The ministry had ordered 66 enterprises and companies to declare tax payments by July 31 last year, warning that if they failed to do so they could have their business licences revoked.
“Since the warning, only 12 companies have come forward with a declaration and report and have asked to continue their business operations,” Mr Khamhack said.
“After that we made a proposal to the Ministry of Industry and Commerce (where the licences were issued) to help with warning the remaining 54 companies via the media. However, there has been no further contact from the companies.”
The 54 businesses include the 34 that will soon have their licences revoked.

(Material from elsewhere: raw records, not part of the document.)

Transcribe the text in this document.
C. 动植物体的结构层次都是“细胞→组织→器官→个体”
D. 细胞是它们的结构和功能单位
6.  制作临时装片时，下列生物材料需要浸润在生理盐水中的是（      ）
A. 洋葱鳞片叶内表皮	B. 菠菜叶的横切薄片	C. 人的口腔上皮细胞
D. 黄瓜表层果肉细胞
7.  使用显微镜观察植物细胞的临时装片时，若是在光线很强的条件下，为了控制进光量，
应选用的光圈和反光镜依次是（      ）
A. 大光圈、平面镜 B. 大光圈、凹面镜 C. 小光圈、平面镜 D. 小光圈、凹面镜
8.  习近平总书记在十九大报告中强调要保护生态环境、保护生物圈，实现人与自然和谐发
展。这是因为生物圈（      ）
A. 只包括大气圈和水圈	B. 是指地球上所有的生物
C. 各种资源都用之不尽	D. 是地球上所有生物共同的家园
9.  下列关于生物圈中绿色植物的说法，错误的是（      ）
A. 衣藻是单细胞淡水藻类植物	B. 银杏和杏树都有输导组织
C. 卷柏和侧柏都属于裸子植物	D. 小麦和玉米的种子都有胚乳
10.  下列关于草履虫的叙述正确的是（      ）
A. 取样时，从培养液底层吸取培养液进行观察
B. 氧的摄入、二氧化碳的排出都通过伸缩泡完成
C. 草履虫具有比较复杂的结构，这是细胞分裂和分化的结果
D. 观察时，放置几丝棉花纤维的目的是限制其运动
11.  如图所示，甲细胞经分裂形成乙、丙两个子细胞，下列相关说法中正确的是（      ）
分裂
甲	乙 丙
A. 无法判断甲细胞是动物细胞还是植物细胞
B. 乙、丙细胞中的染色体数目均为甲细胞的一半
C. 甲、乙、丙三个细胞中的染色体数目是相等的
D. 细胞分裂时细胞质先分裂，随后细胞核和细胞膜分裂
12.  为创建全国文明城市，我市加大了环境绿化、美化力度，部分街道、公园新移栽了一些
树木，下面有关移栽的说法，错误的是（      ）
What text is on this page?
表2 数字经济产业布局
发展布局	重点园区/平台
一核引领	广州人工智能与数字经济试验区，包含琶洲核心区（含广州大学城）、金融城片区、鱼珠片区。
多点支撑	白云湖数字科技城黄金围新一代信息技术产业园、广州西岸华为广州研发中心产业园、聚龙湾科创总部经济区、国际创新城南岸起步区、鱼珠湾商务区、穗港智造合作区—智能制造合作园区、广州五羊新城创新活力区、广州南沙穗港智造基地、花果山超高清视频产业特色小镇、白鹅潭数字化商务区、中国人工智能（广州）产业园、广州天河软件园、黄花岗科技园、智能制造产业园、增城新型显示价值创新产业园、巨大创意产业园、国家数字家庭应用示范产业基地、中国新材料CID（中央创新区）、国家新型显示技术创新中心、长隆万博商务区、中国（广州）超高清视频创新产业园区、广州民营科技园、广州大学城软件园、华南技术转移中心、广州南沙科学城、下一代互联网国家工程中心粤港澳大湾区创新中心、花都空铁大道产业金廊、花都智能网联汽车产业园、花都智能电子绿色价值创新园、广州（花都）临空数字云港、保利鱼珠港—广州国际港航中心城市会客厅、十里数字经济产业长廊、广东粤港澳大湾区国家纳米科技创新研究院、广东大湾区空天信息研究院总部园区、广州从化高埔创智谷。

Mr Khamhack said the other 20 companies will conform to the ministry’s demands later because they fall under the responsibility of the Vientiane Industry and Commerce Department.
The department is waiting for confirmation of payment or information from the companies after the announcement was published in local newspapers recently. The warning became necessary because the companies had not declared tax payments with the ministry on a regular basis within the appropriate time in accordance with the relevant regulations and laws.
According to the Tax Department, it will issue notices ordering businesses that fail to follow these instructions to cease business operations permanently.
“This means the department will remove these companies from the list of enterprises governed by the department,” Mr Khamhack said.
Under Article 38 of the amended Tax Law, an enterprise is required to pay profit tax to the finance ministry every quarter in April, July, October and March.
According to the department, there are currently more than 500 enterprises under the management of the Tax Department.
These businesses have generated significant revenue for the state budget, but many of them have been reported as having avoided paying taxes.